Sanggar Seni Budaya, Bunga Lolon Goka, Desa Tanalein, menghantar rombongan Pemkab Flores Timur (Asisten II Setda Flotim) dalam tarian Wede, Senin (01/10) di obyek wisata Pantai Riangsunge. Foto: BNN/Emnir.

Solor Barat/BaliNewsNetwork-Spektakuler! Gerakan promosi Obyek Wisata Pantai Riangsunge di Kelurahan Ritaebang, Kecamatan Solor-Flores Timur, NTT  yang diramu terpadu dalam perayaan HUT Sumpah Pemuda ke-90 Tingkat Kecamatan Solor Barat sungguh mempesonakan!

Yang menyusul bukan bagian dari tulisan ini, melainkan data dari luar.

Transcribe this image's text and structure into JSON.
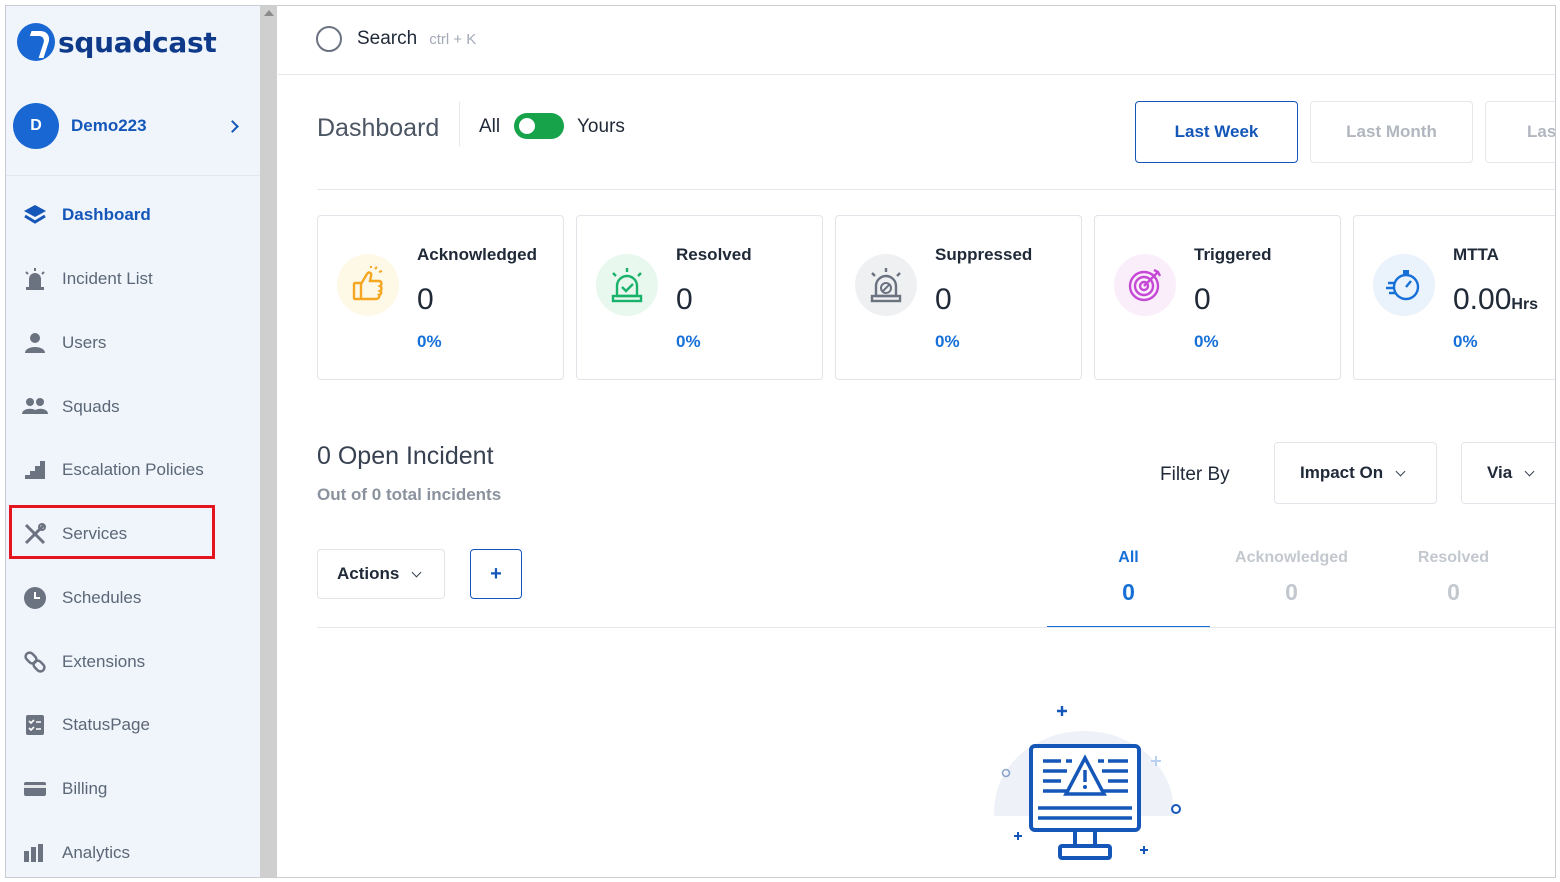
{
  "app": {
    "brand": "squadcast",
    "brand_color": "#1967d2"
  },
  "org": {
    "avatar_letter": "D",
    "name": "Demo223"
  },
  "sidebar": {
    "items": [
      {
        "label": "Dashboard",
        "icon": "layers-icon",
        "active": true
      },
      {
        "label": "Incident List",
        "icon": "siren-icon"
      },
      {
        "label": "Users",
        "icon": "user-icon"
      },
      {
        "label": "Squads",
        "icon": "users-icon"
      },
      {
        "label": "Escalation Policies",
        "icon": "stairs-icon"
      },
      {
        "label": "Services",
        "icon": "tools-icon",
        "highlighted": true
      },
      {
        "label": "Schedules",
        "icon": "clock-icon"
      },
      {
        "label": "Extensions",
        "icon": "link-icon"
      },
      {
        "label": "StatusPage",
        "icon": "checklist-icon"
      },
      {
        "label": "Billing",
        "icon": "card-icon"
      },
      {
        "label": "Analytics",
        "icon": "bar-chart-icon"
      }
    ]
  },
  "search": {
    "label": "Search",
    "hint": "ctrl + K"
  },
  "dashboard": {
    "title": "Dashboard",
    "toggle_left": "All",
    "toggle_right": "Yours",
    "ranges": [
      "Last Week",
      "Last Month",
      "Las"
    ],
    "active_range": "Last Week"
  },
  "stats": [
    {
      "title": "Acknowledged",
      "value": "0",
      "pct": "0%",
      "icon": "thumbs-up-icon"
    },
    {
      "title": "Resolved",
      "value": "0",
      "pct": "0%",
      "icon": "siren-check-icon"
    },
    {
      "title": "Suppressed",
      "value": "0",
      "pct": "0%",
      "icon": "siren-muted-icon"
    },
    {
      "title": "Triggered",
      "value": "0",
      "pct": "0%",
      "icon": "target-icon"
    },
    {
      "title": "MTTA",
      "value": "0.00",
      "unit": "Hrs",
      "pct": "0%",
      "icon": "stopwatch-icon"
    }
  ],
  "incidents": {
    "title": "0 Open Incident",
    "subtitle": "Out of 0 total incidents",
    "filter_label": "Filter By",
    "filters": [
      "Impact On",
      "Via"
    ],
    "actions_label": "Actions",
    "add_label": "+",
    "tabs": [
      {
        "label": "All",
        "count": "0",
        "active": true
      },
      {
        "label": "Acknowledged",
        "count": "0"
      },
      {
        "label": "Resolved",
        "count": "0"
      }
    ]
  }
}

Camat Solor Barat, Adrianus Kopong Herin bersama Panitia Pelaksana di acara Pembukaan kegiatan memeriahrayakan HUT Sumpah Pemuda ke-90 dan Gerakan Mempromosikan Obyek Wisata Pantai Riangsunge,Senin, 1 Oktober 2019, menampilkan pesona budaya Solor Barat yang menggugah kebangkitan cinta akan budaya dan alam,sembari menggairahkan semangat promosi budaya dan alam di Nusa Solor itu.

Kampung mungil yang bernama Riangsunge itu pun bergetar mengikuti irama tabuhan gong dan gendang bersama pekikan penari Hedung  dari desa Lamaole yang menyambut datangnya  rombongan Pemkab Flotim, Camat Solor Barat bersama duta-duta desa/kelurahan se-Kecamatan Solor Barat  dan warga Kelurahan Ritaebang  yang berjalan kaki mengitari pantai Ritaebang hingga di obyek wisata Pantai Riangsunge itu. Menghantar barisan panjang berbusnakan tenunan khas Solor Barat sampai gapura penyambutan, penari Hedung asuhan Kades Matilde Keban tersebut meramaikan suasana pantai berlautkan gulung gemulung itu.

Seiring memudarnya sunset di sore itu, barisan Asisten Bidang Perekonomian Setda Flotim, Dominikus Demon dijemput dengan gerak tari bersyair (Wede) oleh  tarian  Sanggar Seni dan Budaya Bunga Lolon Goka, Desa Tanalein. Sanggar ini pun kembali menurunkan penari putri dalam gerak tari bersyair yang menceritakan kisah petik patah (panen).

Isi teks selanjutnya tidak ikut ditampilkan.